The Downing Street source said that if Merkel's position on Northern Ireland remaining in the EU's customs union was the bloc's position, then a deal was impossible. The biggest hurdle to a deal remains the post-Brexit border arrangements between the British province of Northern Ireland and EU member Ireland.
"If this represents a new established position then it means a deal is essentially impossible not just now but ever," the Downing Street source said. Johnson insists Northern Ireland must leave the EU's customs union with the rest of the UK. A spokesman for the German chancellor confirmed the call had taken place but declined to comment further.
However, Norbert Roettgen, a senior Merkel ally, said there was no new German position on Brexit. "Frankly a deal on the basis of Johnson's proposals by Oct. 31 has been unrealistic from the beginning...," he said on Twitter. Pressured by Brexit jitters, the pound fell 0.5% to $1.2226.
The EU was scathing about Johnson's stance. "Boris Johnson, what's at stake is not winning some stupid blame game," European Council President Tusk said on Twitter. "At stake is the future of Europe and the UK as well as the security and interests of our people. You don't want a deal, you don't want an extension, you don't want to revoke, quo vadis?"

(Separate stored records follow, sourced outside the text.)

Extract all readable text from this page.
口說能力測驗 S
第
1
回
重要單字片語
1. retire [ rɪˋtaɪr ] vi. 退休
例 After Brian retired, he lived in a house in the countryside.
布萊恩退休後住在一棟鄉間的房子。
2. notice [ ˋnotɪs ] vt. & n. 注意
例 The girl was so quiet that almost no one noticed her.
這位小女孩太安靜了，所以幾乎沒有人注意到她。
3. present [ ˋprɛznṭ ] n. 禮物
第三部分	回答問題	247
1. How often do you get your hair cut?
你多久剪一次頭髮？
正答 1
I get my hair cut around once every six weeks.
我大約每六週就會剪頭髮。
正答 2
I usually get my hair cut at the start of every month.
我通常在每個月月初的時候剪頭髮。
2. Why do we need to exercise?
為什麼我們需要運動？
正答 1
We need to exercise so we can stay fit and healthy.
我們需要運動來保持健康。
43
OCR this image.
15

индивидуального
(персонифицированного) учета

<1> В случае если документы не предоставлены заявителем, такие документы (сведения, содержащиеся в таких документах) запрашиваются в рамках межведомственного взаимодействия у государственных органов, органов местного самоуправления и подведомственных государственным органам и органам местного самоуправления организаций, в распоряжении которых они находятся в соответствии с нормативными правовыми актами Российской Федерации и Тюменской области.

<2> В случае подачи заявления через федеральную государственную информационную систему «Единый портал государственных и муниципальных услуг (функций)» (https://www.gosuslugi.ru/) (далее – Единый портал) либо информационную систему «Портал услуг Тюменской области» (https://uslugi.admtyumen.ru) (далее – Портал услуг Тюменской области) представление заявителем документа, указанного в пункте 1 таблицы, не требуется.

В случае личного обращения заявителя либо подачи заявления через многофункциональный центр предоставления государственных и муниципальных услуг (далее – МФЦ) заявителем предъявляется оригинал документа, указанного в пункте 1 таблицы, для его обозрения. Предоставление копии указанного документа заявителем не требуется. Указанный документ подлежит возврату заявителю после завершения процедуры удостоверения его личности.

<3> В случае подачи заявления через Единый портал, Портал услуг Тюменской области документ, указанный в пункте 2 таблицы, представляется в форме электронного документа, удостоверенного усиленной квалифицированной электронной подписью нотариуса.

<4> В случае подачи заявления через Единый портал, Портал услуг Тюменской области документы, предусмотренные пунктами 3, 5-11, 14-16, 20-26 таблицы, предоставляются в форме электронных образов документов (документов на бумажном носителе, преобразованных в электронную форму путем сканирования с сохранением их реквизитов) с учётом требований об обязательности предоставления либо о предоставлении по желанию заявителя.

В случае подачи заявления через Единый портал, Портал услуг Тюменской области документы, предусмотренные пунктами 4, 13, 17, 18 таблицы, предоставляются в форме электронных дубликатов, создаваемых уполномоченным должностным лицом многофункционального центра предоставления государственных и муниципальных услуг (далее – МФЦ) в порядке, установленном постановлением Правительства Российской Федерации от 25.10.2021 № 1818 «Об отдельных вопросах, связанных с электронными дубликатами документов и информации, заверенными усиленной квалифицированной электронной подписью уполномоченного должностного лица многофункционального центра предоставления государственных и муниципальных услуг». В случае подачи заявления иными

Such abrupt remarks indicate the Brexit blame game has begun in earnest, and that now both London and EU capitals are preparing for an acrimonious and potentially chaotic Brexit for which neither side wants to be held responsible. Adding to the gloom, European Parliament President David Sassoli said after meeting Johnson on Tuesday there had been no progress in the Brexit talks.
"If his ideas are limited to what he presented to the negotiator (Michel) Barnier five days ago, it means that he doesn't actually want an agreement," Sassoli, an Italian, told reporters, speaking through a translator in London.
However, a Downing Street spokesman reiterated that Johnson wanted to leave the EU with a deal and said the proposals he had made last week respected both the Good Friday peace agreement on the island of Ireland and the EU's single market. Johnson and his Irish counterpart Leo Varadkar reiterated their desire for a Brexit deal in a phone conversation on Tuesday evening and agreed to meet later this week, a Downing Street spokesperson said.
A disorderly Brexit could rip apart the United Kingdom, endanger peace in Northern Ireland, hurt global growth and shape the future of the European Union, which was built on the ruins of World War Two. An array of remarks by unidentified British sources laid bare just how far apart the two sides are after three years of tortuous haggling over the first departure of a sovereign state from the EU.